Step 4—Sit next to each other on the bed, cover your eyes and sing the Sh’ma together.
Step 5—Tuck your child under the covers; exchange goodnight hugs and kisses.

Model 2
Step 1—After reading a few books together, start the nightly ritual.
Step 2—Reflect on the day—what went well, what was challenging, what you learned. Think about tomorrow—what activities are scheduled, to what you are looking forward,
what will be challenging, what strategy you will use to cope with challenges.
Step 3—Breathe deeply and blow out all the stress and tension so your bodies can rest and rejuvenate.
Step 4—Sit next to each other on the bed, cover your eyes and sing the Sh’ma together.
Step 5—Tuck your child under the covers; exchange goodnight hugs and kisses.

Model 3
Step 1—Have a brief discussion about the day—what you liked, what you didn’t like; share something you did that was helpful to someone or contributed to making the world a better place.
Step 2—Ask your child to select a special person to whom he or she would like to say hello and goodnight. Grandma? Grandpa? Aunt Becky? Uncle Louie?
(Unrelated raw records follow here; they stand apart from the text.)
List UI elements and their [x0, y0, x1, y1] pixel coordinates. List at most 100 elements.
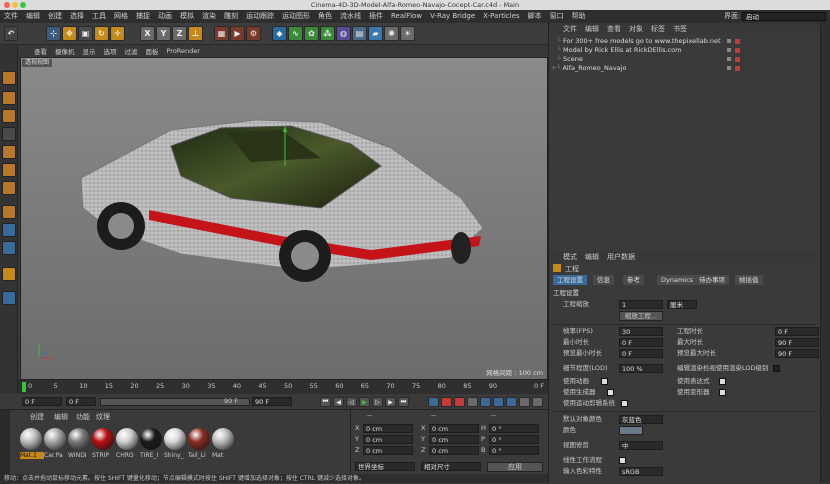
coord-value-field[interactable]: 0 cm	[429, 424, 479, 433]
menu-select[interactable]: 选择	[66, 10, 88, 23]
menu-motion-tracking[interactable]: 运动跟踪	[242, 10, 278, 23]
minimize-window-button[interactable]	[12, 2, 18, 8]
material-menu-edit[interactable]: 编辑	[54, 412, 68, 422]
go-to-start-icon[interactable]: ⏮	[320, 397, 331, 407]
snap-icon[interactable]	[2, 241, 16, 255]
material-menu-function[interactable]: 功能	[76, 412, 90, 422]
attr-menu-mode[interactable]: 模式	[559, 252, 581, 262]
viewport-menu-view[interactable]: 查看	[30, 46, 51, 56]
menu-tools[interactable]: 工具	[88, 10, 110, 23]
car-model[interactable]	[21, 58, 548, 380]
cube-icon[interactable]: ◆	[272, 26, 287, 41]
menu-help[interactable]: 帮助	[568, 10, 590, 23]
default-color-select[interactable]: 灰蓝色	[619, 415, 663, 424]
material-ball[interactable]	[68, 428, 90, 450]
texture-mode-icon[interactable]	[2, 109, 16, 123]
menu-animate[interactable]: 动画	[154, 10, 176, 23]
object-item[interactable]: +└ Alfa_Romeo_Navajo	[551, 64, 626, 73]
lod-field[interactable]: 100 %	[619, 364, 663, 373]
rotate-icon[interactable]: ↻	[94, 26, 109, 41]
apply-button[interactable]: 应用	[487, 462, 543, 472]
viewport-menu-panel[interactable]: 面板	[142, 46, 163, 56]
use-expression-checkbox[interactable]	[719, 378, 726, 385]
param-key-icon[interactable]	[519, 397, 530, 407]
linear-workflow-checkbox[interactable]	[619, 457, 626, 464]
array-icon[interactable]: ⁂	[320, 26, 335, 41]
material-ball[interactable]	[164, 428, 186, 450]
timeline-playhead[interactable]	[22, 382, 26, 392]
render-settings-icon[interactable]: ⚙	[246, 26, 261, 41]
coord-value-field[interactable]: 0 cm	[363, 424, 413, 433]
objects-menu-bookmarks[interactable]: 书签	[669, 24, 691, 34]
view-clipping-select[interactable]: 中	[619, 441, 663, 450]
next-key-icon[interactable]: ▶	[385, 397, 396, 407]
objects-menu-file[interactable]: 文件	[559, 24, 581, 34]
menu-edit[interactable]: 编辑	[22, 10, 44, 23]
object-item[interactable]: └ Scene	[557, 55, 583, 64]
autokey-icon[interactable]	[454, 397, 465, 407]
viewport-menu-display[interactable]: 显示	[79, 46, 100, 56]
tab-project-settings[interactable]: 工程设置	[553, 275, 587, 285]
menu-pipeline[interactable]: 流水线	[336, 10, 365, 23]
axis-z-button[interactable]: Z	[172, 26, 187, 41]
coord-value-field[interactable]: 0 °	[489, 435, 539, 444]
move-key-icon[interactable]	[428, 397, 439, 407]
menu-snap[interactable]: 捕捉	[132, 10, 154, 23]
next-frame-icon[interactable]: ▷	[372, 397, 383, 407]
axis-mode-icon[interactable]	[2, 205, 16, 219]
live-select-icon[interactable]: ⊹	[46, 26, 61, 41]
viewport-menu-cameras[interactable]: 摄像机	[51, 46, 79, 56]
close-window-button[interactable]	[4, 2, 10, 8]
min-time-field[interactable]: 0 F	[619, 338, 663, 347]
viewport-menu-filter[interactable]: 过滤	[121, 46, 142, 56]
coord-value-field[interactable]: 0 cm	[363, 435, 413, 444]
tweak-mode-icon[interactable]	[2, 223, 16, 237]
light-icon[interactable]: ✺	[384, 26, 399, 41]
timeline-ruler[interactable]: 0 5 10 15 20 25 30 35 40 45 50 55 60 65 70 75 80 85 90 0 F	[18, 380, 548, 394]
object-item[interactable]: └ For 300+ free models go to www.thepixe…	[557, 37, 721, 46]
attr-menu-edit[interactable]: 编辑	[581, 252, 603, 262]
material-ball[interactable]	[212, 428, 234, 450]
coord-value-field[interactable]: 0 cm	[429, 446, 479, 455]
current-frame-field[interactable]: 0 F	[66, 397, 96, 406]
use-generators-checkbox[interactable]	[607, 389, 614, 396]
scale-field[interactable]: 1	[619, 300, 663, 309]
objects-menu-view[interactable]: 查看	[603, 24, 625, 34]
start-frame-field[interactable]: 0 F	[22, 397, 62, 406]
prev-frame-icon[interactable]: ◁	[346, 397, 357, 407]
menu-simulate[interactable]: 模拟	[176, 10, 198, 23]
coord-value-field[interactable]: 0 °	[489, 424, 539, 433]
objects-menu-objects[interactable]: 对象	[625, 24, 647, 34]
coord-value-field[interactable]: 0 °	[489, 446, 539, 455]
tab-interpolation[interactable]: 帧插值	[735, 275, 763, 285]
rotation-key-icon[interactable]	[506, 397, 517, 407]
model-mode-icon[interactable]	[2, 91, 16, 105]
coord-value-field[interactable]: 0 cm	[363, 446, 413, 455]
use-motion-system-checkbox[interactable]	[621, 400, 628, 407]
coord-mode-select[interactable]: 世界坐标	[355, 462, 415, 471]
play-icon[interactable]: ▶	[359, 397, 370, 407]
undo-icon[interactable]: ↶	[4, 26, 18, 41]
material-ball[interactable]	[116, 428, 138, 450]
duration-field[interactable]: 0 F	[775, 327, 819, 336]
go-to-end-icon[interactable]: ⏭	[398, 397, 409, 407]
object-tag-icons[interactable]	[735, 37, 743, 73]
nurbs-icon[interactable]: ✿	[304, 26, 319, 41]
position-key-icon[interactable]	[480, 397, 491, 407]
record-icon[interactable]	[441, 397, 452, 407]
attr-menu-userdata[interactable]: 用户数据	[603, 252, 639, 262]
enable-snap-icon[interactable]	[2, 267, 16, 281]
pla-key-icon[interactable]	[532, 397, 543, 407]
menu-x-particles[interactable]: X-Particles	[479, 10, 523, 23]
menu-mesh[interactable]: 网格	[110, 10, 132, 23]
render-lod-checkbox[interactable]	[773, 365, 780, 372]
scene-icon[interactable]: ▤	[352, 26, 367, 41]
points-mode-icon[interactable]	[2, 145, 16, 159]
material-menu-create[interactable]: 创建	[30, 412, 44, 422]
material-ball[interactable]	[44, 428, 66, 450]
menu-plugins[interactable]: 插件	[365, 10, 387, 23]
edges-mode-icon[interactable]	[2, 163, 16, 177]
axis-y-button[interactable]: Y	[156, 26, 171, 41]
prev-key-icon[interactable]: ◀	[333, 397, 344, 407]
tab-todo[interactable]: 待办事项	[695, 275, 729, 285]
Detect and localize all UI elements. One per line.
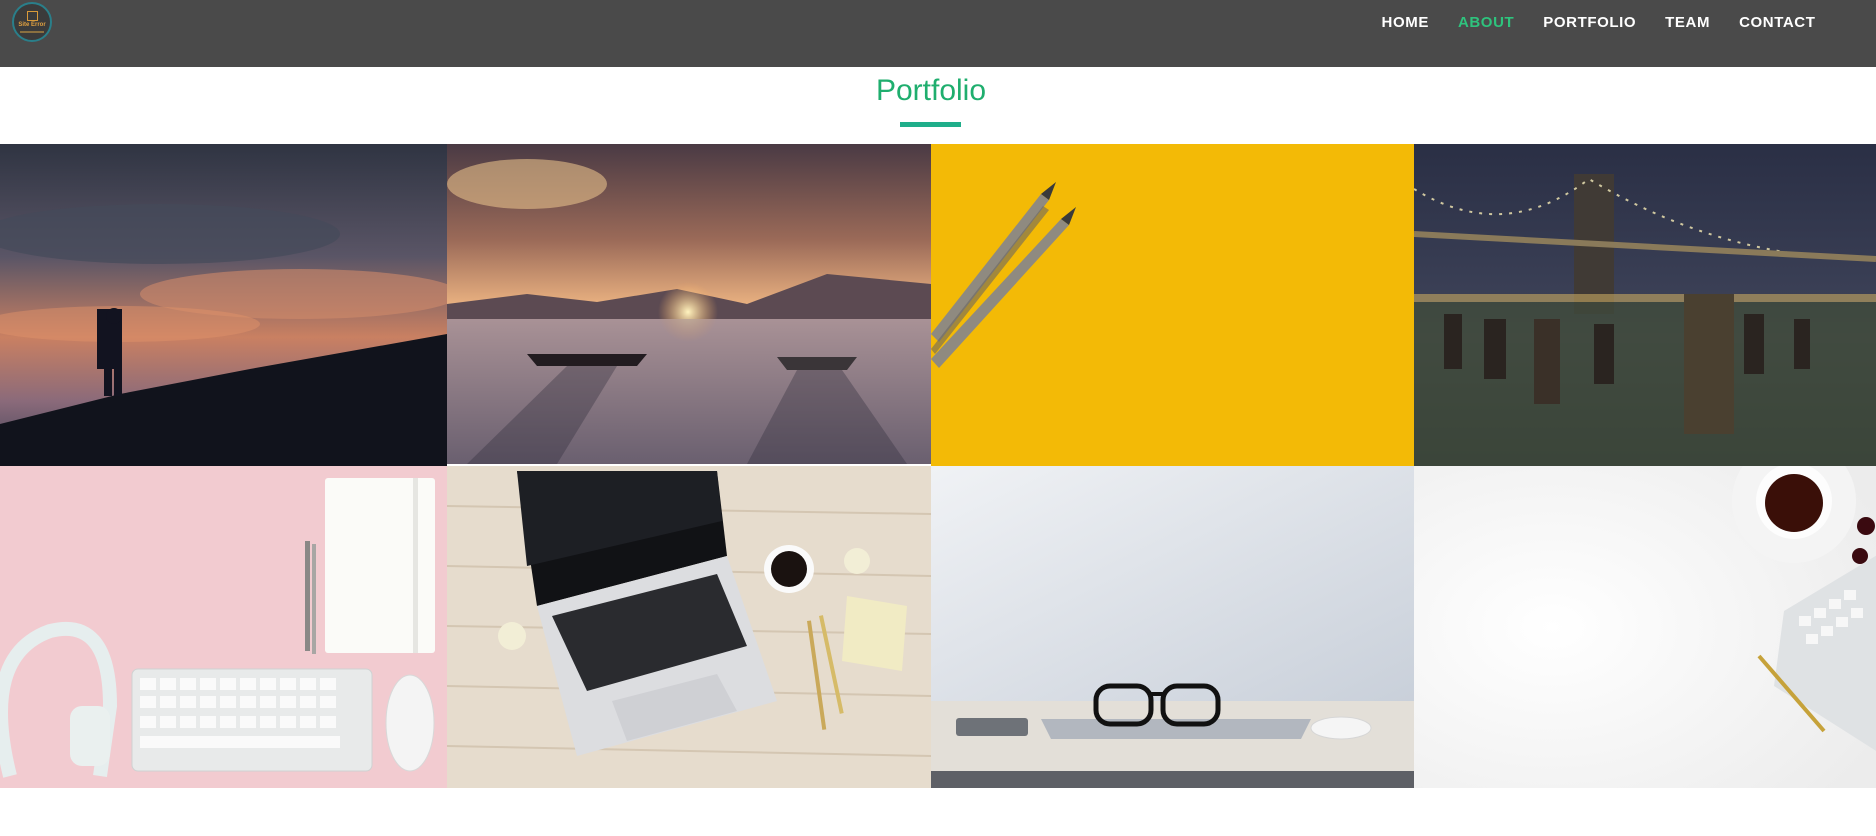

Call that person on the telephone; write a message and draw a picture to send in the mail; or e-mail a special love message (with content dictated by the child to the parent).
Step 3—Review and validate the effort of reaching out to someone else with love and kindness.
Step 4— Sit next to each other on the bed, cover your eyes and sing the Sh’ma together.
Step 5— Tuck your child under the covers; exchange goodnight hugs and kisses.

Model 4
Step 1— Let your child choose two or three CDs or tapes of Jewish music.
Step 2— Listen and sing along with one song.
Step 3— Pause the music occasionally to talk about the words, the song’s meaning, what it might have to do with each of our lives.
Step 4— Sit next to each other on the bed, cover your eyes and sing the Sh’ma together.
Step 5— Turn on the CD or tape again at a low volume for your child to listen to as he or she falls off to sleep; exchange goodnight hugs and kisses.